I woke this morning, slightly hungover from drinking some really good Tequila (Casamigos, thank you George Clooney!) The first thing I saw was this new sign on the wall.
2. Life can be a struggle, or a dance, your choice. Try a new paradigm: think of everything as dancing. That being said, use the metaphor to free up your approach to everything you do in your life. The only way to dance is to actually dance. It requires no extra equipment or training. The only way to get better at dancing is to actually dance. The goal of dancing is not to dance well, it’s to enjoy yourself.
Since I’m social dancer, I use dancing as a metaphor of life when writing is to consider what relationship my characters are having with the people around them.

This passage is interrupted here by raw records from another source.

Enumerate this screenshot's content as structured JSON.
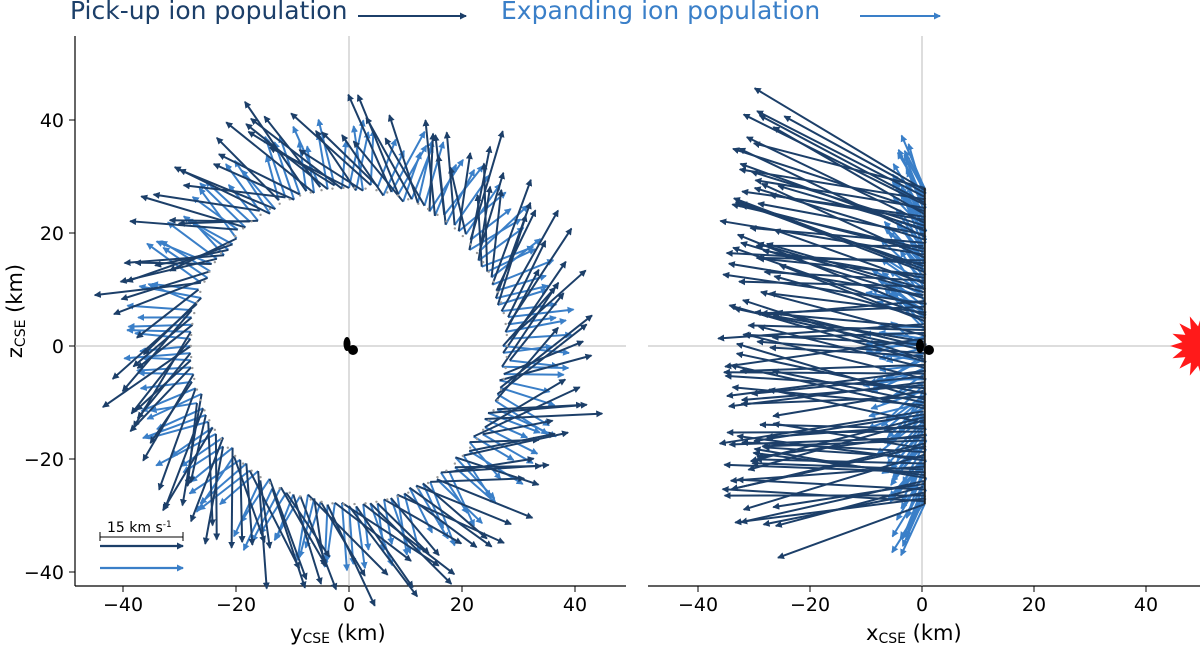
{
  "legend": {
    "pickup_label": "Pick-up ion population",
    "expanding_label": "Expanding ion population",
    "pickup_color": "#1c3f69",
    "expanding_color": "#3a7fc8"
  },
  "scale_bar": {
    "label": "15 km s",
    "superscript": "-1",
    "value_kms": 15
  },
  "chart_data": [
    {
      "type": "quiver",
      "panel": "left",
      "xlabel": "y",
      "xlabel_sub": "CSE",
      "xlabel_unit": " (km)",
      "ylabel": "z",
      "ylabel_sub": "CSE",
      "ylabel_unit": " (km)",
      "xlim": [
        -48,
        49
      ],
      "ylim": [
        -42,
        53
      ],
      "xticks": [
        -40,
        -20,
        0,
        20,
        40
      ],
      "yticks": [
        -40,
        -20,
        0,
        20,
        40
      ],
      "ring_radius_km": 28,
      "description_series": [
        {
          "name": "Pick-up ion population",
          "direction": "tangential-anticlockwise with outward component",
          "speed_kms": 16
        },
        {
          "name": "Expanding ion population",
          "direction": "radially outward",
          "speed_kms": 10
        }
      ]
    },
    {
      "type": "quiver",
      "panel": "right",
      "xlabel": "x",
      "xlabel_sub": "CSE",
      "xlabel_unit": " (km)",
      "xlim": [
        -49,
        49
      ],
      "ylim": [
        -42,
        53
      ],
      "xticks": [
        -40,
        -20,
        0,
        20,
        40
      ],
      "yticks": [],
      "line_x_km": 0.5,
      "line_z_range_km": [
        -28,
        28
      ],
      "sun_x_km": 50,
      "description_series": [
        {
          "name": "Pick-up ion population",
          "direction": "anti-sunward (toward -x) with z component",
          "speed_kms": 30
        },
        {
          "name": "Expanding ion population",
          "direction": "outward in z, slight -x",
          "speed_kms": 10
        }
      ]
    }
  ]
}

I look at every story and scene as a dance. Most dances have a leader and a follower, both equally powerful roles. When I work on a scene, I ask myself: which character is leading? By defining my character’s roles, it’s then easy to shape the beats. The “dance “begins when one person wants something, and ends when they either get it, or not.
A movie is a dance between hero and villain. While it’s traditional to write it as a struggle or a battle, if you think of it as a dance you will get some very original material. A good example of this is the film, In The Line Of Fire. Two men are in opposition: One to save the president, and one to kill him. The writer creates incredible conflict by structuring the story like a dance, with the bad guy leading, and the good guy following until the climax, where the roles reverse. The editing is rhythmic, and we are on the edge of our seats because the writer was able to maintain the relationship between the characters as you would in any partner dance. It’s a very different experience than the usual action film.
Think of your characters as dancers. What kind of dance would they do? Are they leaders or followers? What’s the rhythm of their interaction with other people, authority, the world?
To recap, put up a sign to remind you that the present moment plus what’s possible is all that we really have, and from now on, consider both your writing and your life as being a dance.